US Secretary of State Mike Pompeo has told a US Senate committee China is the "principal challenge" facing America and he cited Australia's new foreign interference laws as a rare example of a western ally responding to the Asian power.
Mr Pompeo, a day after attending AUSMIN in California with Australian Foreign Affairs Minister Julie Bishop, Defence Minister Marise Payne and US Defence Secretary Jim Mattis, told the Senate Foreign Relations Committee in Washington DC "the west, not just the United States" was too slow to identify China's global expansion.
Pompeo said he did not believe the west had the structures in place to comprehensively respond to China, but was buoyed by Australia's parliament passing new foreign interference laws last month.
"I was with our Australian partners yesterday at a meeting with Secretary Mattis, myself and our Australian counterparts," Pompeo told the hearing.
"They just passed non-interference rules on China.
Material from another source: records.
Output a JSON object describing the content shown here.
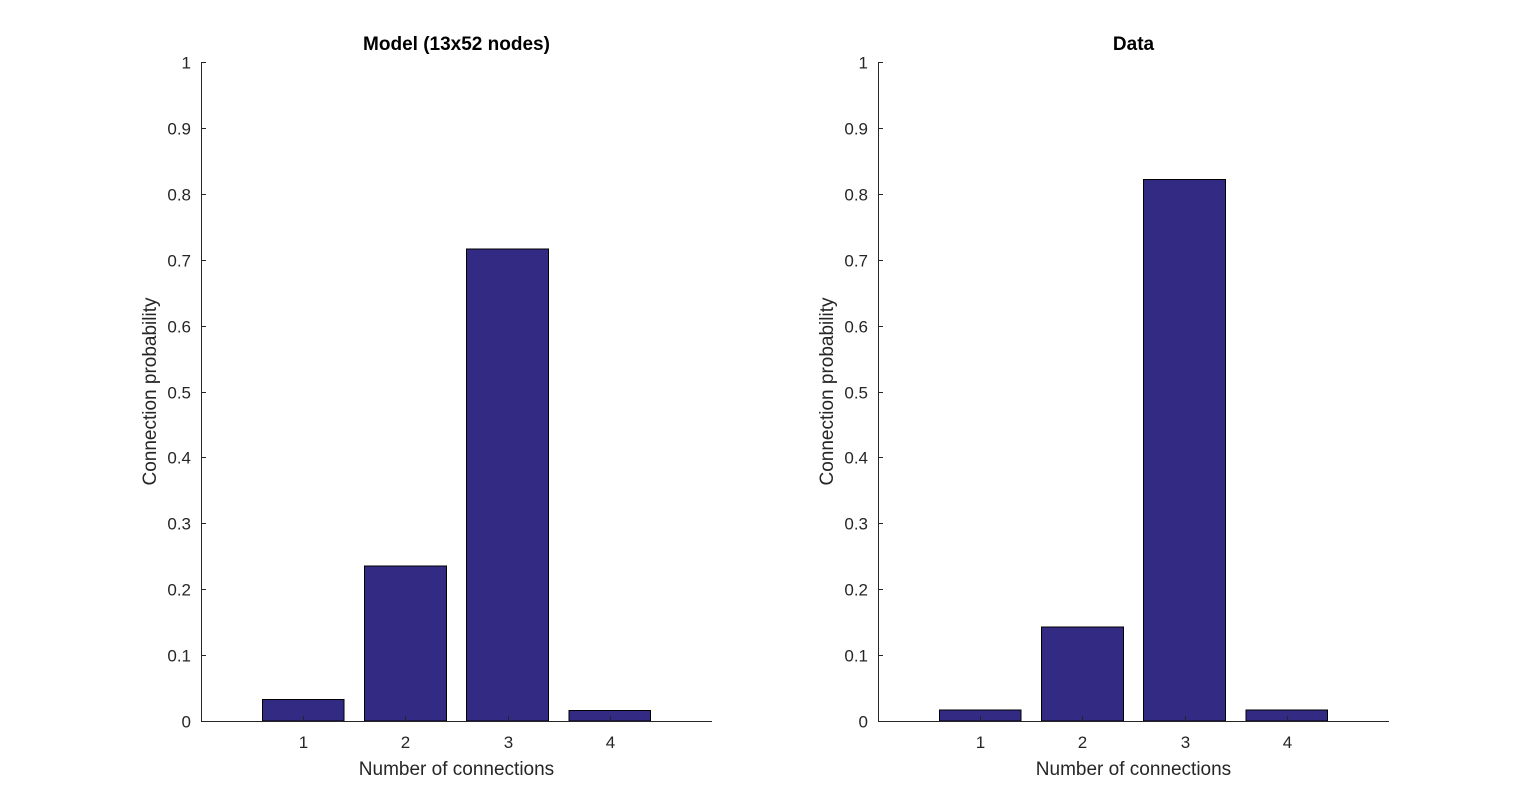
{
  "figure": {
    "charts": [
      {
        "title": "Model (13x52 nodes)"
      },
      {
        "title": "Data"
      }
    ]
  },
  "chart_data": [
    {
      "type": "bar",
      "title": "Model (13x52 nodes)",
      "xlabel": "Number of connections",
      "ylabel": "Connection probability",
      "categories": [
        "1",
        "2",
        "3",
        "4"
      ],
      "x": [
        1,
        2,
        3,
        4
      ],
      "values": [
        0.033,
        0.235,
        0.716,
        0.016
      ],
      "xlim": [
        0,
        5
      ],
      "ylim": [
        0,
        1
      ],
      "yticks": [
        0,
        0.1,
        0.2,
        0.3,
        0.4,
        0.5,
        0.6,
        0.7,
        0.8,
        0.9,
        1
      ],
      "ytick_labels": [
        "0",
        "0.1",
        "0.2",
        "0.3",
        "0.4",
        "0.5",
        "0.6",
        "0.7",
        "0.8",
        "0.9",
        "1"
      ],
      "bar_color": "#332a83",
      "grid": false
    },
    {
      "type": "bar",
      "title": "Data",
      "xlabel": "Number of connections",
      "ylabel": "Connection probability",
      "categories": [
        "1",
        "2",
        "3",
        "4"
      ],
      "x": [
        1,
        2,
        3,
        4
      ],
      "values": [
        0.017,
        0.143,
        0.822,
        0.017
      ],
      "xlim": [
        0,
        5
      ],
      "ylim": [
        0,
        1
      ],
      "yticks": [
        0,
        0.1,
        0.2,
        0.3,
        0.4,
        0.5,
        0.6,
        0.7,
        0.8,
        0.9,
        1
      ],
      "ytick_labels": [
        "0",
        "0.1",
        "0.2",
        "0.3",
        "0.4",
        "0.5",
        "0.6",
        "0.7",
        "0.8",
        "0.9",
        "1"
      ],
      "bar_color": "#332a83",
      "grid": false
    }
  ]
}
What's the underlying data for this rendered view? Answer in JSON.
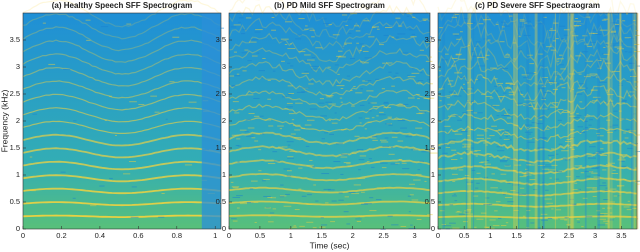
{
  "chart_data": [
    {
      "type": "heatmap",
      "title": "(a) Healthy Speech SFF Spectrogram",
      "ylabel": "Frequency (kHz)",
      "xlim": [
        0,
        1.03
      ],
      "xticks": [
        0,
        0.2,
        0.4,
        0.6,
        0.8,
        1
      ],
      "ylim": [
        0,
        4
      ],
      "yticks": [
        0,
        0.5,
        1,
        1.5,
        2,
        2.5,
        3,
        3.5
      ]
    },
    {
      "type": "heatmap",
      "title": "(b) PD Mild SFF Spectrogram",
      "xlabel": "Time (sec)",
      "xlim": [
        0,
        3.25
      ],
      "xticks": [
        0,
        0.5,
        1,
        1.5,
        2,
        2.5,
        3
      ],
      "ylim": [
        0,
        4
      ],
      "yticks": [
        0,
        0.5,
        1,
        1.5,
        2,
        2.5,
        3,
        3.5
      ]
    },
    {
      "type": "heatmap",
      "title": "(c) PD Severe SFF Spectraogram",
      "xlim": [
        0,
        3.8
      ],
      "xticks": [
        0,
        0.5,
        1,
        1.5,
        2,
        2.5,
        3,
        3.5
      ],
      "ylim": [
        0,
        4
      ],
      "yticks": [
        0,
        0.5,
        1,
        1.5,
        2,
        2.5,
        3,
        3.5
      ]
    }
  ]
}
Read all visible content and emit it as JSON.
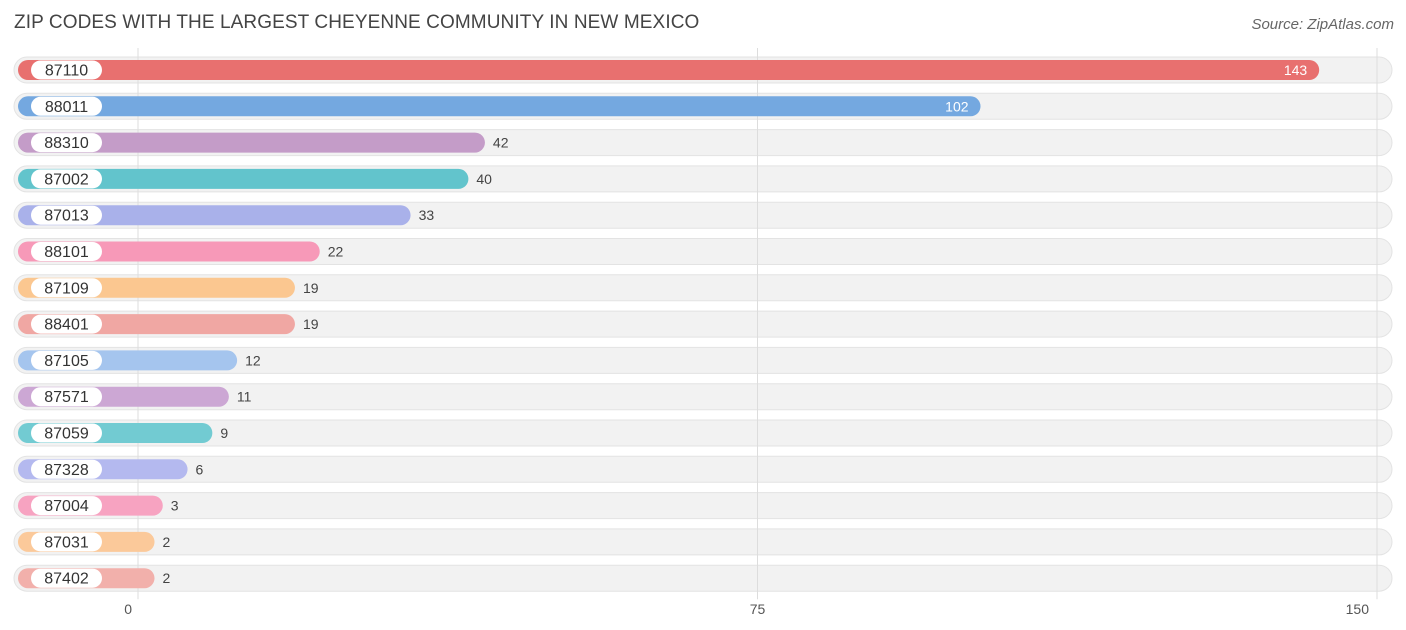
{
  "title": "ZIP CODES WITH THE LARGEST CHEYENNE COMMUNITY IN NEW MEXICO",
  "source": "Source: ZipAtlas.com",
  "chart_data": {
    "type": "bar",
    "orientation": "horizontal",
    "title": "ZIP CODES WITH THE LARGEST CHEYENNE COMMUNITY IN NEW MEXICO",
    "categories": [
      "87110",
      "88011",
      "88310",
      "87002",
      "87013",
      "88101",
      "87109",
      "88401",
      "87105",
      "87571",
      "87059",
      "87328",
      "87004",
      "87031",
      "87402"
    ],
    "values": [
      143,
      102,
      42,
      40,
      33,
      22,
      19,
      19,
      12,
      11,
      9,
      6,
      3,
      2,
      2
    ],
    "colors": [
      "#e8706f",
      "#74a8e0",
      "#c49cc8",
      "#62c4cc",
      "#a9b1ea",
      "#f799b8",
      "#fbc790",
      "#f0a7a3",
      "#a5c5ee",
      "#cca7d4",
      "#72cbd2",
      "#b4b9ef",
      "#f7a3c1",
      "#fbc99a",
      "#f2b0ab"
    ],
    "xlim": [
      0,
      150
    ],
    "xticks": [
      0,
      75,
      150
    ],
    "xlabel": "",
    "ylabel": "",
    "grid": true
  }
}
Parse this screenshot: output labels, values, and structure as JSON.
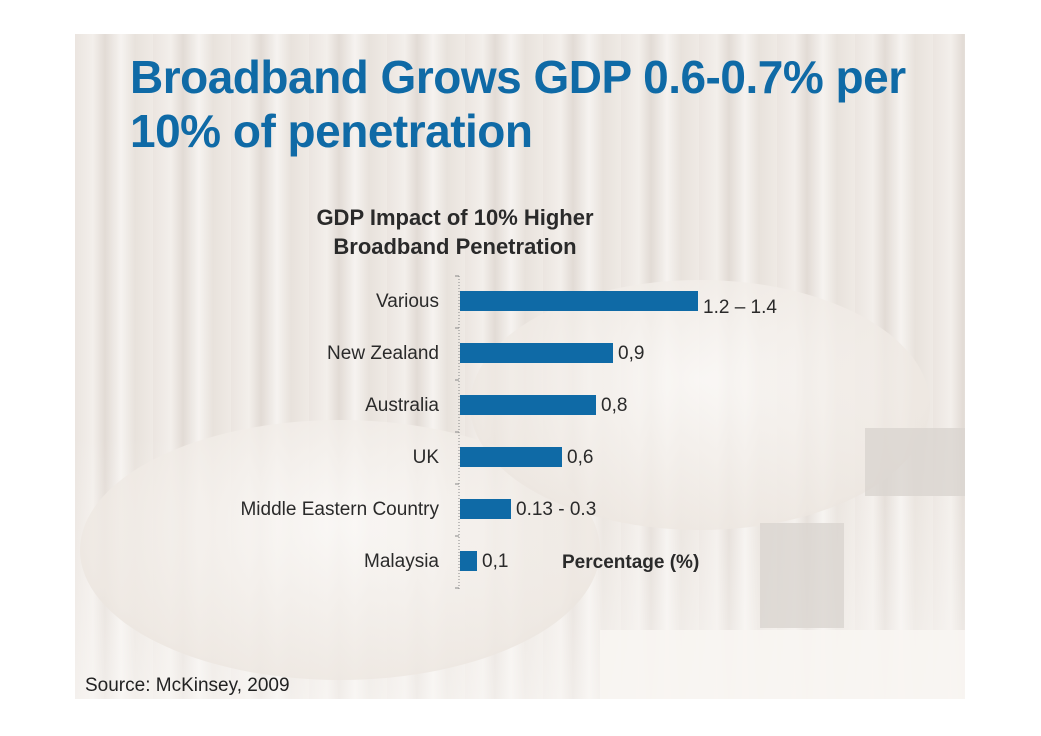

"They are all getting up to speed in the same way you all look at CFIUS (Committee on Foreign Investment in the United States) and FIRRMA (Foreign Investment Risk Review Modernization Act).
"We are beginning to strike that comprehensive response versus China that I think will ultimately do what has historically happened - allow America to prevail."
America's blueprint for the region is expected to become clearer next Monday when Pompeo delivers a keynote speech at the Indo-Pacific Business Forum in Washington DC titled "America's Indo-Pacific Economic Vision".